Once you tie in the feather and its hanging off the back, form dubbing loop. You will need to make a fairly good loop because you will need a lot of dubbing to fill in the loop. I like to make the loop about three to four inches long. And you will fill that whole loop with dubbing. Make sure you don’t put to much in one area. You will need to spread it out evenly.

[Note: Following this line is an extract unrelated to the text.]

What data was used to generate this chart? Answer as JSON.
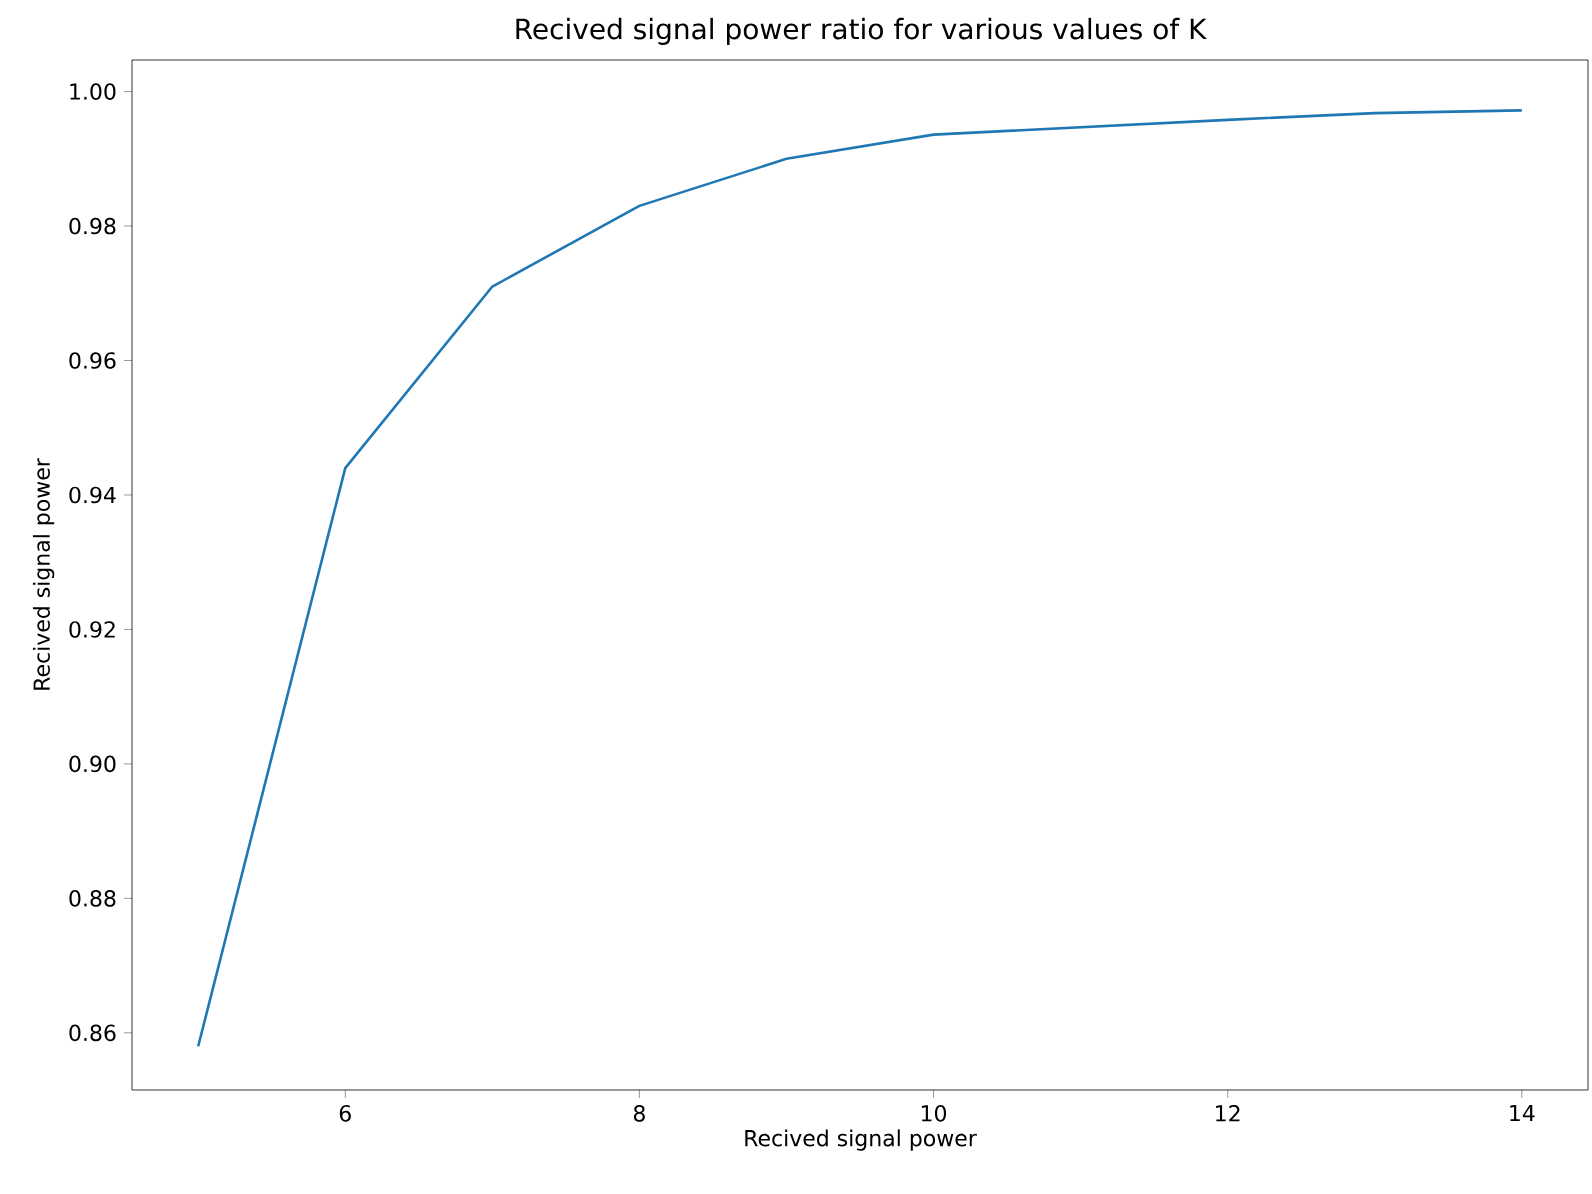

Spin the dubbing with some kind of dubbing twister. Once you got the loop tight and dubbing secure, tie it around to form a small to big and back to small tapered effect. Tie it along the whole half of the shank until you get to the first bend in the hook. Which is the middle section of the hook. That is key to the fly. That is your main reference point to proportioning the fly correctly.

Step 10.

Palmared the hen saddle forward to create the legs. I do about four to five turns until I get to the middle of that first bend on the hook.

Step 11.

Cut a piece of wire. Tie it in at the bend in the middle. After you have tied in the wire go ahead and advance the thread up to the other half of the shank where you see all the lead wire and tie that in. Build thread dams on each side of the wire so it doesn’t slide or move, make sure that you don’t push you’re lead to close to the eye or you will not have any room for the swiss straw to be folded over and tied in. Always Leave a space of metal showing between the lead and the eye. Advance your thread back to the middle where you see the bend.

Step 12.

Grab the swiss straw, fold it over, and tie it at the bend in the center of the hook. You only need to tie it down with two to three turns. If you tie anymore you definitly start to see your thread wraps on the outside of the straw.

Step 13.

Fold the swiss straw back after you make your two or three wraps. Go ahead and dub the fly up and make a smooth even body all the way up to the eye.

Step 14.

Fold the swiss straw over the dubbed body and tie it down at the front of the eye.

Step 15.

Wrap the wire up until you get to the eye and tie it off. I do about six to seven turns of wire and you should be at the eye. If you’re not it’s because you wrapped the wire to tight to the next wrap. Make you’re angle bigger and that will fix the problem.

Step 16.

I don’t like to use scissors to cut the wire. Make sure you use dull ones or bad ones. Or you can move the wire back and forth fast and it will brake off from the heat of moving it. It will make a clean brake with no tag end hanging. Fold the swiss straw over and tie off. Whip finish the fly.

Step 17.

With some curved scissors cut the swiss straw to make the tail the right length. Brush the bubbing out along the tail part.

Note: I epoxy the whole swiss straw to make a nice shell back plus a durable fly that will not tear up. I also like to brush out the dubbing on the under side with a dubbing brush (if you have a gun cleaner wire brush that will work the best).